In an agreement with the US Environmental Protection Agency, C.E. Bradley Laboratories will spend $272,711 on an environmental project that consists of designing and installing a solvent emission capture and control system in the manufacturing area of its Brattleboro facility. C.E. Bradley, which makes coatings for the wood, metal, graphic arts and plastic industries, also agreed to maintain its facility in compliance with federal and state hazardous waste laws, including properly managing its containers of hazardous waste and ending the practice of hanging solvent-contaminated rags to dry.
"This settlement will help protect workers and neighboring communities from potential exposure to hazardous wastes," said Curt Spalding, regional administrator of EPA's New England office. "Due to EPA's action, the company not only has taken steps to correct the alleged violations but also has undertaken a project to create a safer workplace."

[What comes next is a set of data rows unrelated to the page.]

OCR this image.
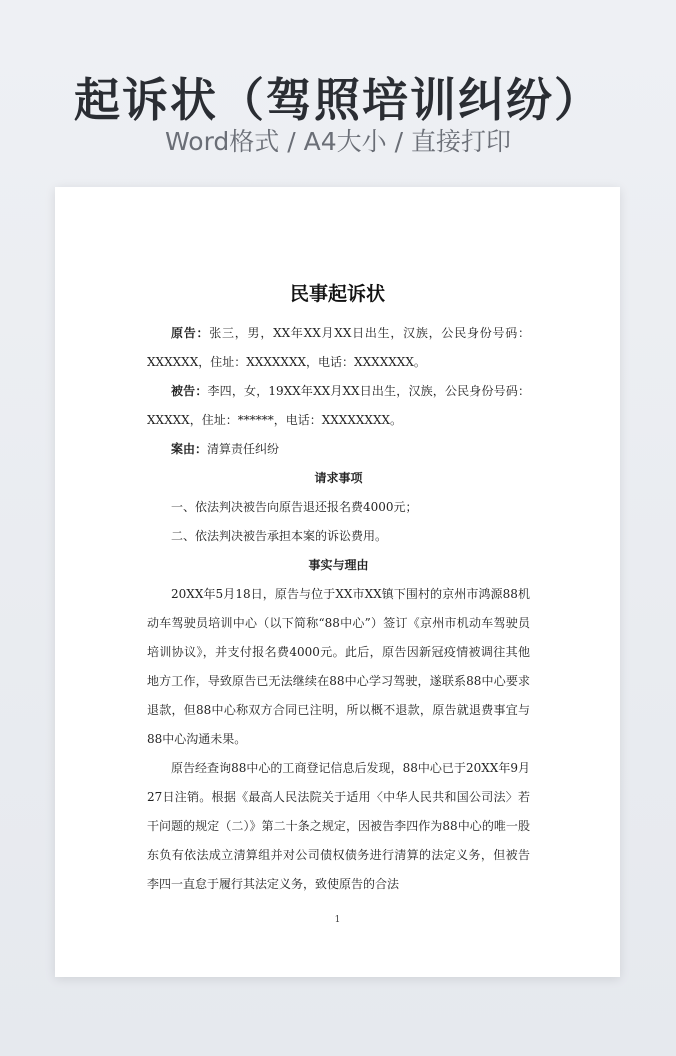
起诉状（驾照培训纠纷）
Word格式 / A4大小 / 直接打印
民事起诉状

原告：张三，男，XX年XX月XX日出生，汉族，公民身份号码：XXXXXX，住址：XXXXXXX，电话：XXXXXXX。

被告：李四，女，19XX年XX月XX日出生，汉族，公民身份号码：XXXXX，住址：******，电话：XXXXXXXX。

案由：清算责任纠纷

请求事项

一、依法判决被告向原告退还报名费4000元；

二、依法判决被告承担本案的诉讼费用。

事实与理由

20XX年5月18日，原告与位于XX市XX镇下围村的京州市鸿源88机动车驾驶员培训中心（以下简称“88中心”）签订《京州市机动车驾驶员培训协议》，并支付报名费4000元。此后，原告因新冠疫情被调往其他地方工作，导致原告已无法继续在88中心学习驾驶，遂联系88中心要求退款，但88中心称双方合同已注明，所以概不退款，原告就退费事宜与88中心沟通未果。

原告经查询88中心的工商登记信息后发现，88中心已于20XX年9月27日注销。根据《最高人民法院关于适用〈中华人民共和国公司法〉若干问题的规定（二）》第二十条之规定，因被告李四作为88中心的唯一股东负有依法成立清算组并对公司债权债务进行清算的法定义务，但被告李四一直怠于履行其法定义务，致使原告的合法

1
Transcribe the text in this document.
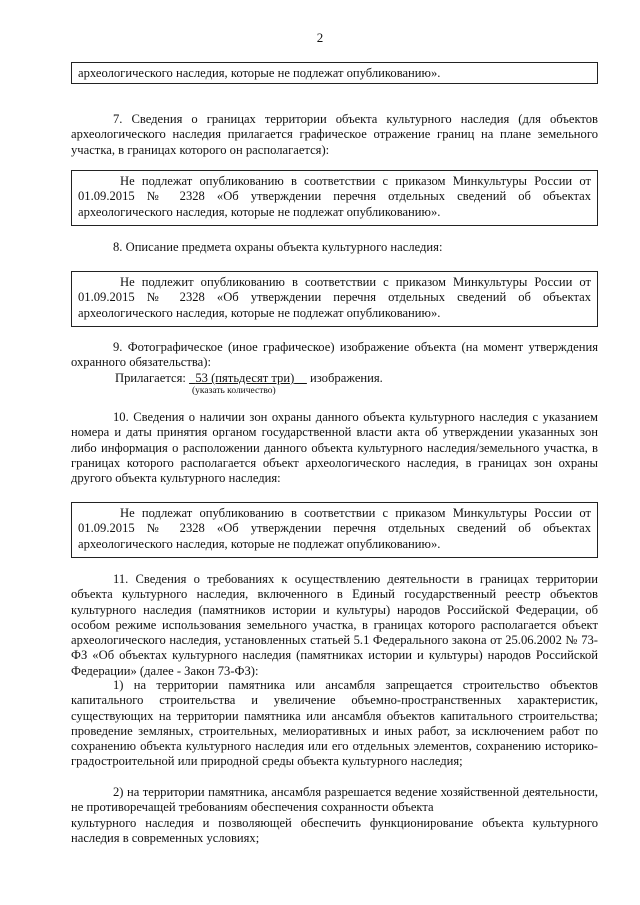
2
археологического наследия, которые не подлежат опубликованию».
7. Сведения о границах территории объекта культурного наследия (для объектов археологического наследия прилагается графическое отражение границ на плане земельного участка, в границах которого он располагается):
Не подлежат опубликованию в соответствии с приказом Минкультуры России от 01.09.2015 № 2328 «Об утверждении перечня отдельных сведений об объектах археологического наследия, которые не подлежат опубликованию».
8. Описание предмета охраны объекта культурного наследия:
Не подлежит опубликованию в соответствии с приказом Минкультуры России от 01.09.2015 № 2328 «Об утверждении перечня отдельных сведений об объектах археологического наследия, которые не подлежат опубликованию».
9. Фотографическое (иное графическое) изображение объекта (на момент утверждения охранного обязательства):
Прилагается: 53 (пятьдесят три) изображения.
(указать количество)
10. Сведения о наличии зон охраны данного объекта культурного наследия с указанием номера и даты принятия органом государственной власти акта об утверждении указанных зон либо информация о расположении данного объекта культурного наследия/земельного участка, в границах которого располагается объект археологического наследия, в границах зон охраны другого объекта культурного наследия:
Не подлежат опубликованию в соответствии с приказом Минкультуры России от 01.09.2015 № 2328 «Об утверждении перечня отдельных сведений об объектах археологического наследия, которые не подлежат опубликованию».
11. Сведения о требованиях к осуществлению деятельности в границах территории объекта культурного наследия, включенного в Единый государственный реестр объектов культурного наследия (памятников истории и культуры) народов Российской Федерации, об особом режиме использования земельного участка, в границах которого располагается объект археологического наследия, установленных статьей 5.1 Федерального закона от 25.06.2002 № 73-ФЗ «Об объектах культурного наследия (памятниках истории и культуры) народов Российской Федерации» (далее - Закон 73-ФЗ):
1) на территории памятника или ансамбля запрещается строительство объектов капитального строительства и увеличение объемно-пространственных характеристик, существующих на территории памятника или ансамбля объектов капитального строительства; проведение земляных, строительных, мелиоративных и иных работ, за исключением работ по сохранению объекта культурного наследия или его отдельных элементов, сохранению историко-градостроительной или природной среды объекта культурного наследия;
2) на территории памятника, ансамбля разрешается ведение хозяйственной деятельности, не противоречащей требованиям обеспечения сохранности объекта
культурного наследия и позволяющей обеспечить функционирование объекта культурного наследия в современных условиях;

The company will also pay a penalty of $71,000 to settle claims by EPA that it violated federal and state hazardous waste laws. According to a 2015 complaint against the company by EPA, C.E. Bradley faced nine claims of violations of state and federal hazardous waste regulations under the Resource Conservation and Recovery Act (RCRA).
The case stems from an Aug. 2014 inspection of the facility in which inspectors found numerous drums of hazardous waste that were alleged to have been stored for well over 90 days, rags contaminated with solvents hung to dry, hazardous wastes stored in open containers, and a cracked and deteriorated concrete containment area in the main hazardous waste storage area.
Storing hazardous wastes in open containers and the open air drying of solvent-contaminated rags resulted in emissions of volatile organic compounds to the air. The illegal storage of hazardous waste for an extended period of time, and cracked and deteriorated containment could have resulted in hazardous wastes being released to the environment.